Oh, so not exactly a real collision story, but still a car vs. animal thing… so here goes: I was washing my car one evening. At one point, I heard the tiny “thud” of something landing on my windshield. I looked, and was surprised to see a bat sprawled out near the top of my windshield. I cannot explain this, but I swear that the bat looked EMBARRASSED. Only, it got worse for the bat… a couple of seconds after he landed, he began to slide down the slope of the windshield. It was slow, and that lil’ trooper tried real hard to hang on… his little tiny claws made a tiny but hilarious squealing sound as he tried to slow his descent. Alas, it was to no avail… he ended up at the very bottom edge of the windshield, even more embarrassed now, I’m sure, given that I was still standing there with a running hose watching this little Bozo demonstrate his poor agility and his diminishing pride.

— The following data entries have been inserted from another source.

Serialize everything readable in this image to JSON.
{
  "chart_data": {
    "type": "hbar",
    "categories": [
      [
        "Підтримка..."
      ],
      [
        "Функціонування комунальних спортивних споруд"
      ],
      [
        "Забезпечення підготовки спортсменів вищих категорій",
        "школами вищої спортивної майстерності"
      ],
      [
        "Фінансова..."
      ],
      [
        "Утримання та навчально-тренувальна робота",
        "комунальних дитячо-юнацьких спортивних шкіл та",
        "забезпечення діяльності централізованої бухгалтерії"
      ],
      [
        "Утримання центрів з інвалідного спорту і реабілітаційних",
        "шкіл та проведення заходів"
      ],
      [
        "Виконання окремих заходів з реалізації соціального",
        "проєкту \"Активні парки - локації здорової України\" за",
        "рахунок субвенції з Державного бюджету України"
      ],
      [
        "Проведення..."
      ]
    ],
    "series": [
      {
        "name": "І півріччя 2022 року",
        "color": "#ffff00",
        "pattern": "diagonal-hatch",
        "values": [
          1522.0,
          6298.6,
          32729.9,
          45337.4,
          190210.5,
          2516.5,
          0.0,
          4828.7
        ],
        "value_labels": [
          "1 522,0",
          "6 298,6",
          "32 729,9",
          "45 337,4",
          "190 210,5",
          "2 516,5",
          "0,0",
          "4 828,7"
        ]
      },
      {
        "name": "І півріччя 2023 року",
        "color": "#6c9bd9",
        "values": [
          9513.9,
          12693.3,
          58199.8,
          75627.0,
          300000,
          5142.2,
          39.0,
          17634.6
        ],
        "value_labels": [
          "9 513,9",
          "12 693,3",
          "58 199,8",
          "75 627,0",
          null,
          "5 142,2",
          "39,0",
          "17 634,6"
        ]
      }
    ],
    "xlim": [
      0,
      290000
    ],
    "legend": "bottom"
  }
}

At the bottom of the windshield now, he turned, stood up (I can’t swear to this part, but in my mind’s eye, I’m almost sure he brushed himself off, and tried to look dignified), and WALKED—on two legs, like a little tiny man—to the edge of the hood. Once there, he took a leap, spread his wings, and was gone.

When Jack Nicholsen takes a bat to a windshield, the police are going to end up being involved. However, this bat-to-the-windshield required no such action, but sure made me laugh my bats off.

Watch out for falling bears, clumsy bats, and deranged deer. You might think that these won’t happen to you, but I’ll tell you this for sure: these will happen when pigs fly. And trust me on this: pigs do fly.